I'm trying to implement the UKF for parameter estimation as described by Eric A. Wan and Rudolph van der Merwe in Chapter 7 of the Kalman Filtering and Neural Networks book: Free PDF
I am confused by the setting of $\lambda$ (used in the selection of sigma points and in the calculation of the weights for the mean). The authors recommend setting:
$\lambda = \alpha^2(L+k) - L$ where L is the dimension of the x. With alpha "small" $0 < \alpha < 1$, k either 0 or 3-L (different sources disagree on this). Sigma points are then calculated as a matrix $\chi$ with:
$\chi_{0} = x$
$\chi_{i} = x + \sqrt{ ((L+\lambda)*P_{x})_{i} }$ for i = 1....L
$\chi_{i} = x - \sqrt{ ((L+\lambda)*P_{x})_{i} }$ for i = L+1....2L
Where $(\sqrt{ (L+\lambda)*P_{x} })_{i}$ is the ith column of the square root of the covariance matrix of x.
Sigma points are ran through f:
$ Y_{i} = f(\chi_{i})$ i=0...2L
and the mean of Y is calculated as:
$ \bar{Y} = \sum{w_{i}Y_{i}}$
With the weights $w_{i}$ given as:
$$ w_{0} = \dfrac{\lambda}{L + \lambda} $$ $$ w_{i} = \dfrac{1}{2(L + \lambda)} $$
The issue I am running into is that for any reasonable values of L,$\alpha$ and k, $W_{0}$ ends up being negative (often very large negative values). While $W_{i}$ does sum to 1, the negative value results in the calculated mean being extremely far off. I'm sure there is something I am missing, but I can't figure out what.

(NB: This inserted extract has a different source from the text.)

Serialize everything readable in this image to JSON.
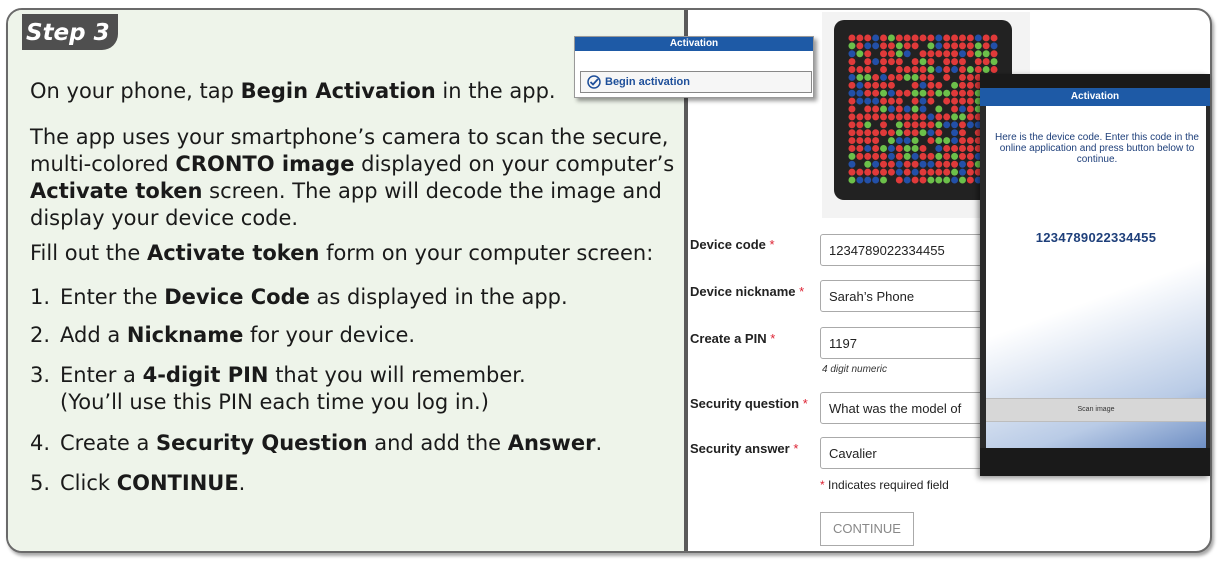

I've been fighting with the same problem for some time now and I think that there is actually no real solution if you want to stick to the well-known algorithms. Here is what I found:
Adding to Mark's answer, in The Scaled Unscented Transform, Julier actually points out that (at least without $\beta$)
The untransformed weights in Wan and van der Merwe's paper correspond to Julier's original formulation in A New Extension of the Kalman Filter to Nonlinear Systems with $w_0 = \frac{k}{n+k}$ and $ w_i = \frac{1}{2(n+k)}$. The k + n = 3 rule will thus still not result in a guaranteed positive semidefinite covariance estimate if n is larger than 3. Actually, Wan and van der Merwe suggest setting k to 0, which results in an non-negative untransformed $w_0=0$ but still gives a negative transformed $w_0$.
So it seems that following the standard approaches, negative weights for the mean cannot be avoided if n is larger than 3. This is also a result in A Numerical-Integration Perspective on Gaussian Filters Section IV A, where they point out that having negative weights is indeed undesirable and can mess up the stability of the filter. So most probably, you are not missing something - the problem is the (scaled) UKF.
My solution so far has been to use the version in A New Extension of the Kalman Filter to Nonlinear Systems with a small, positive k. This however also somewhat suffers from high-dimensional states since the sigma points are placed farther away from the mean the higher n is. (Which I think was the reason for introducing the scaled unscented transform to begin with...)
Finally, if you feel adventurous, you can look into newer approaches for placing the sigma points. For example here the authors tried to learn the parameters $\alpha$,$\beta$ and k and ended up with very different and sometimes unconventional choices for different systems.